Она знала ответ на данный вопрос или думала, что знает: она сделала это потому, что ее муж собирался изнасиловать ее, сознательно переступая границу дозволенного между двумя состоящими в гармоничном браке партнерами, увлекшимися безобидной сексуальной игрой. «В игру вкралась ошибка, — может позже сказать он. — Это не только моя игра. Мы не повторим ее снова, Джесси, если ты не захочешь». Отлично сознавая, однако, что ничто на свете не заставит ее больше подставить руки под браслеты наручников. Нет, это была расплата за все. Джеральд знал это, но продолжал настаивать.
Это черное существо, присутствие которого Джесси ощутила в комнате, как она и опасалась, вырвалось из-под контроля. Казалось, что Джеральд все еще продолжал вопить, хотя ни единого звука (по крайней мере, она их не слышала) не вырвалось из его искривленного болью рта. Кровь так прихлынула к его лицу, что местами, оно казалось черным.
Джесси видела, как яремная вена — а может, это была сонная артерия, если это имело какое-либо значение в данный момент, — бешено пульсировала под тщательно выбритой кожей его подбородка. Что бы это ни было, но она собиралась взорваться. Джесси похолодела от страха.
— Джеральд? — Ее голос прозвучал тихо и неуверенно, как голосок девочки, разбившей что-то ценное на дружеской вечеринке. — Джеральд, с тобой все в порядке?
Конечно, это был глупый вопрос, ужасно глупый, но именно его задать было легче, чем те, которые вертелись у нее на языке: «Джеральд, тебе очень больно? Джеральд, ты ведь не умираешь?»
«Конечно же, он не умрет, — вспылила Образцовая Женушка. — Ты ударила его, тебе должно быть стыдно, но от этого он не умрет. Никто от этого не умирает».
Джеральд продолжал хватать воздух искривленным ртом, но ничего не ответил на ее вопрос. Одной рукой он держался за живот, другой прижимал яички. Теперь оба они немножко поднялись и устроились на его левой ляжке, усевшись подобно паре пухлых розовых птичек, слишком уставших, чтобы лететь дальше.

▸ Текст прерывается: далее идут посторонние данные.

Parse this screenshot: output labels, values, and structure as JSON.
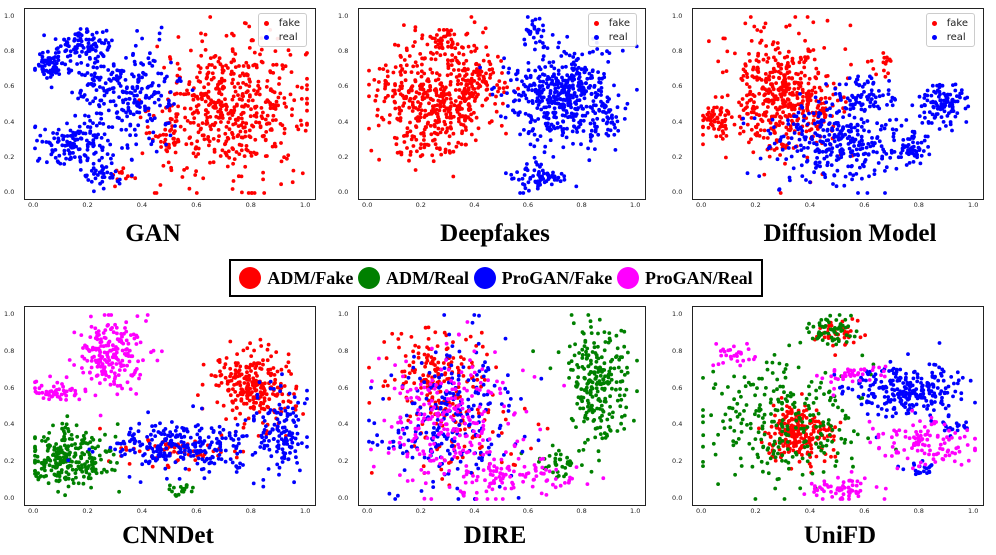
{
  "figure": {
    "top_captions": [
      "GAN",
      "Deepfakes",
      "Diffusion Model"
    ],
    "bottom_captions": [
      "CNNDet",
      "DIRE",
      "UniFD"
    ],
    "shared_legend": [
      {
        "label": "ADM/Fake",
        "color": "#ff0000"
      },
      {
        "label": "ADM/Real",
        "color": "#008000"
      },
      {
        "label": "ProGAN/Fake",
        "color": "#0000ff"
      },
      {
        "label": "ProGAN/Real",
        "color": "#ff00ff"
      }
    ],
    "small_legend": [
      {
        "label": "fake",
        "color": "#ff0000"
      },
      {
        "label": "real",
        "color": "#0000ff"
      }
    ]
  },
  "chart_data": [
    {
      "type": "scatter",
      "title": "GAN",
      "xlim": [
        0,
        1
      ],
      "ylim": [
        0,
        1
      ],
      "xticks": [
        "0.0",
        "0.2",
        "0.4",
        "0.6",
        "0.8",
        "1.0"
      ],
      "yticks": [
        "0.0",
        "0.2",
        "0.4",
        "0.6",
        "0.8",
        "1.0"
      ],
      "legend": [
        "fake",
        "real"
      ],
      "series": [
        {
          "name": "fake",
          "color": "#ff0000",
          "clusters": [
            {
              "cx": 0.72,
              "cy": 0.48,
              "sx": 0.14,
              "sy": 0.19,
              "n": 520
            },
            {
              "cx": 0.32,
              "cy": 0.11,
              "sx": 0.03,
              "sy": 0.03,
              "n": 12
            },
            {
              "cx": 0.48,
              "cy": 0.32,
              "sx": 0.04,
              "sy": 0.06,
              "n": 30
            }
          ]
        },
        {
          "name": "real",
          "color": "#0000ff",
          "clusters": [
            {
              "cx": 0.06,
              "cy": 0.72,
              "sx": 0.03,
              "sy": 0.04,
              "n": 70
            },
            {
              "cx": 0.18,
              "cy": 0.85,
              "sx": 0.05,
              "sy": 0.05,
              "n": 90
            },
            {
              "cx": 0.15,
              "cy": 0.28,
              "sx": 0.06,
              "sy": 0.06,
              "n": 130
            },
            {
              "cx": 0.38,
              "cy": 0.55,
              "sx": 0.08,
              "sy": 0.15,
              "n": 190
            },
            {
              "cx": 0.25,
              "cy": 0.1,
              "sx": 0.03,
              "sy": 0.04,
              "n": 40
            },
            {
              "cx": 0.22,
              "cy": 0.6,
              "sx": 0.06,
              "sy": 0.1,
              "n": 60
            }
          ]
        }
      ]
    },
    {
      "type": "scatter",
      "title": "Deepfakes",
      "xlim": [
        0,
        1
      ],
      "ylim": [
        0,
        1
      ],
      "xticks": [
        "0.0",
        "0.2",
        "0.4",
        "0.6",
        "0.8",
        "1.0"
      ],
      "yticks": [
        "0.0",
        "0.2",
        "0.4",
        "0.6",
        "0.8",
        "1.0"
      ],
      "legend": [
        "fake",
        "real"
      ],
      "series": [
        {
          "name": "fake",
          "color": "#ff0000",
          "clusters": [
            {
              "cx": 0.22,
              "cy": 0.5,
              "sx": 0.1,
              "sy": 0.16,
              "n": 380
            },
            {
              "cx": 0.38,
              "cy": 0.62,
              "sx": 0.06,
              "sy": 0.1,
              "n": 140
            },
            {
              "cx": 0.3,
              "cy": 0.85,
              "sx": 0.06,
              "sy": 0.06,
              "n": 60
            }
          ]
        },
        {
          "name": "real",
          "color": "#0000ff",
          "clusters": [
            {
              "cx": 0.72,
              "cy": 0.55,
              "sx": 0.1,
              "sy": 0.13,
              "n": 460
            },
            {
              "cx": 0.63,
              "cy": 0.08,
              "sx": 0.05,
              "sy": 0.04,
              "n": 70
            },
            {
              "cx": 0.62,
              "cy": 0.92,
              "sx": 0.03,
              "sy": 0.04,
              "n": 30
            },
            {
              "cx": 0.88,
              "cy": 0.4,
              "sx": 0.04,
              "sy": 0.05,
              "n": 30
            }
          ]
        }
      ]
    },
    {
      "type": "scatter",
      "title": "Diffusion Model",
      "xlim": [
        0,
        1
      ],
      "ylim": [
        0,
        1
      ],
      "xticks": [
        "0.0",
        "0.2",
        "0.4",
        "0.6",
        "0.8",
        "1.0"
      ],
      "yticks": [
        "0.0",
        "0.2",
        "0.4",
        "0.6",
        "0.8",
        "1.0"
      ],
      "legend": [
        "fake",
        "real"
      ],
      "series": [
        {
          "name": "fake",
          "color": "#ff0000",
          "clusters": [
            {
              "cx": 0.28,
              "cy": 0.55,
              "sx": 0.09,
              "sy": 0.18,
              "n": 420
            },
            {
              "cx": 0.05,
              "cy": 0.42,
              "sx": 0.03,
              "sy": 0.05,
              "n": 60
            },
            {
              "cx": 0.42,
              "cy": 0.5,
              "sx": 0.06,
              "sy": 0.08,
              "n": 60
            },
            {
              "cx": 0.65,
              "cy": 0.72,
              "sx": 0.03,
              "sy": 0.03,
              "n": 15
            }
          ]
        },
        {
          "name": "real",
          "color": "#0000ff",
          "clusters": [
            {
              "cx": 0.5,
              "cy": 0.3,
              "sx": 0.12,
              "sy": 0.12,
              "n": 330
            },
            {
              "cx": 0.88,
              "cy": 0.5,
              "sx": 0.05,
              "sy": 0.07,
              "n": 110
            },
            {
              "cx": 0.78,
              "cy": 0.25,
              "sx": 0.03,
              "sy": 0.05,
              "n": 50
            },
            {
              "cx": 0.6,
              "cy": 0.55,
              "sx": 0.06,
              "sy": 0.06,
              "n": 60
            }
          ]
        }
      ]
    },
    {
      "type": "scatter",
      "title": "CNNDet",
      "xlim": [
        0,
        1
      ],
      "ylim": [
        0,
        1
      ],
      "xticks": [
        "0.0",
        "0.2",
        "0.4",
        "0.6",
        "0.8",
        "1.0"
      ],
      "yticks": [
        "0.0",
        "0.2",
        "0.4",
        "0.6",
        "0.8",
        "1.0"
      ],
      "legend": [
        "ADM/Fake",
        "ADM/Real",
        "ProGAN/Fake",
        "ProGAN/Real"
      ],
      "series": [
        {
          "name": "ADM/Fake",
          "color": "#ff0000",
          "clusters": [
            {
              "cx": 0.8,
              "cy": 0.6,
              "sx": 0.07,
              "sy": 0.1,
              "n": 260
            },
            {
              "cx": 0.52,
              "cy": 0.25,
              "sx": 0.12,
              "sy": 0.04,
              "n": 60
            }
          ]
        },
        {
          "name": "ADM/Real",
          "color": "#008000",
          "clusters": [
            {
              "cx": 0.12,
              "cy": 0.22,
              "sx": 0.08,
              "sy": 0.08,
              "n": 260
            },
            {
              "cx": 0.55,
              "cy": 0.05,
              "sx": 0.03,
              "sy": 0.02,
              "n": 20
            }
          ]
        },
        {
          "name": "ProGAN/Fake",
          "color": "#0000ff",
          "clusters": [
            {
              "cx": 0.55,
              "cy": 0.28,
              "sx": 0.12,
              "sy": 0.07,
              "n": 260
            },
            {
              "cx": 0.9,
              "cy": 0.35,
              "sx": 0.05,
              "sy": 0.12,
              "n": 130
            }
          ]
        },
        {
          "name": "ProGAN/Real",
          "color": "#ff00ff",
          "clusters": [
            {
              "cx": 0.28,
              "cy": 0.78,
              "sx": 0.06,
              "sy": 0.1,
              "n": 200
            },
            {
              "cx": 0.08,
              "cy": 0.58,
              "sx": 0.04,
              "sy": 0.03,
              "n": 50
            }
          ]
        }
      ]
    },
    {
      "type": "scatter",
      "title": "DIRE",
      "xlim": [
        0,
        1
      ],
      "ylim": [
        0,
        1
      ],
      "xticks": [
        "0.0",
        "0.2",
        "0.4",
        "0.6",
        "0.8",
        "1.0"
      ],
      "yticks": [
        "0.0",
        "0.2",
        "0.4",
        "0.6",
        "0.8",
        "1.0"
      ],
      "legend": [
        "ADM/Fake",
        "ADM/Real",
        "ProGAN/Fake",
        "ProGAN/Real"
      ],
      "series": [
        {
          "name": "ADM/Fake",
          "color": "#ff0000",
          "clusters": [
            {
              "cx": 0.25,
              "cy": 0.68,
              "sx": 0.09,
              "sy": 0.12,
              "n": 160
            },
            {
              "cx": 0.35,
              "cy": 0.35,
              "sx": 0.12,
              "sy": 0.14,
              "n": 80
            }
          ]
        },
        {
          "name": "ADM/Real",
          "color": "#008000",
          "clusters": [
            {
              "cx": 0.85,
              "cy": 0.62,
              "sx": 0.06,
              "sy": 0.16,
              "n": 240
            },
            {
              "cx": 0.72,
              "cy": 0.2,
              "sx": 0.05,
              "sy": 0.04,
              "n": 40
            }
          ]
        },
        {
          "name": "ProGAN/Fake",
          "color": "#0000ff",
          "clusters": [
            {
              "cx": 0.3,
              "cy": 0.45,
              "sx": 0.13,
              "sy": 0.2,
              "n": 260
            }
          ]
        },
        {
          "name": "ProGAN/Real",
          "color": "#ff00ff",
          "clusters": [
            {
              "cx": 0.3,
              "cy": 0.4,
              "sx": 0.14,
              "sy": 0.2,
              "n": 240
            },
            {
              "cx": 0.55,
              "cy": 0.12,
              "sx": 0.12,
              "sy": 0.05,
              "n": 90
            }
          ]
        }
      ]
    },
    {
      "type": "scatter",
      "title": "UniFD",
      "xlim": [
        0,
        1
      ],
      "ylim": [
        0,
        1
      ],
      "xticks": [
        "0.0",
        "0.2",
        "0.4",
        "0.6",
        "0.8",
        "1.0"
      ],
      "yticks": [
        "0.0",
        "0.2",
        "0.4",
        "0.6",
        "0.8",
        "1.0"
      ],
      "legend": [
        "ADM/Fake",
        "ADM/Real",
        "ProGAN/Fake",
        "ProGAN/Real"
      ],
      "series": [
        {
          "name": "ADM/Fake",
          "color": "#ff0000",
          "clusters": [
            {
              "cx": 0.35,
              "cy": 0.35,
              "sx": 0.06,
              "sy": 0.07,
              "n": 230
            },
            {
              "cx": 0.5,
              "cy": 0.9,
              "sx": 0.04,
              "sy": 0.04,
              "n": 40
            }
          ]
        },
        {
          "name": "ADM/Real",
          "color": "#008000",
          "clusters": [
            {
              "cx": 0.28,
              "cy": 0.42,
              "sx": 0.16,
              "sy": 0.16,
              "n": 260
            },
            {
              "cx": 0.48,
              "cy": 0.92,
              "sx": 0.05,
              "sy": 0.04,
              "n": 60
            }
          ]
        },
        {
          "name": "ProGAN/Fake",
          "color": "#0000ff",
          "clusters": [
            {
              "cx": 0.75,
              "cy": 0.58,
              "sx": 0.1,
              "sy": 0.07,
              "n": 260
            },
            {
              "cx": 0.92,
              "cy": 0.38,
              "sx": 0.03,
              "sy": 0.02,
              "n": 20
            },
            {
              "cx": 0.8,
              "cy": 0.17,
              "sx": 0.03,
              "sy": 0.02,
              "n": 20
            }
          ]
        },
        {
          "name": "ProGAN/Real",
          "color": "#ff00ff",
          "clusters": [
            {
              "cx": 0.5,
              "cy": 0.06,
              "sx": 0.06,
              "sy": 0.03,
              "n": 60
            },
            {
              "cx": 0.82,
              "cy": 0.3,
              "sx": 0.1,
              "sy": 0.06,
              "n": 110
            },
            {
              "cx": 0.55,
              "cy": 0.68,
              "sx": 0.06,
              "sy": 0.03,
              "n": 40
            },
            {
              "cx": 0.12,
              "cy": 0.78,
              "sx": 0.04,
              "sy": 0.03,
              "n": 30
            }
          ]
        }
      ]
    }
  ]
}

Джесси видела отпечаток голой ступни (ее голой ступни) на круглом животе мужа. Это было отчетливое красное пятно на фоне белой кожи.
Джеральд пытался выдохнуть, распространяя вокруг запах гнилого лука. «Это предсмертный выдох, — подумала она. — Десять процентов воздуха в легких остается для такого вот последнего выдоха — кажется, так сказано в учебниках биологии, которые она читала когда-то в колледже. Последний, предсмертный выдох утопленников и повесившихся. Если выдохнуть этот запас, то можно потерять сознание или…»
— Джеральд! — истерично выкрикнула она. — Джеральд, вдохни!
Его глаза выкатились из глазниц, как голубые шарики, ему удалось сделать маленький глоток воздуха. Он использовал его для единственного последнего слова. Этот мужчина, порой казавшийся просто набитым словами.
— … сердце…
И ВСЕ.
— Джеральд!
Теперь ее голос звучал испуганно-сварливо, как кричит старая учительница, застукавшая второклассницу, поднимающую юбку, чтобы показать мальчикам рюшечки трусиков: «Джеральд, прекрати притворяться и вдохни, черт побери!»
Но Джеральд не сделал этого. Вместо этого глаза его закатились, обнажая пожелтевшие белки. Язык вывалился изо рта. Струя мутно-оранжевой мочи вырвалась из его обмякшего пениса, обдав горячими каплями колени и трусики Джесси. Она вскрикнула. Теперь она бессознательно воспользовалась наручниками и, поджав под себя ноги, подтягивалась на них, чтобы быть как можно дальше от Джеральда.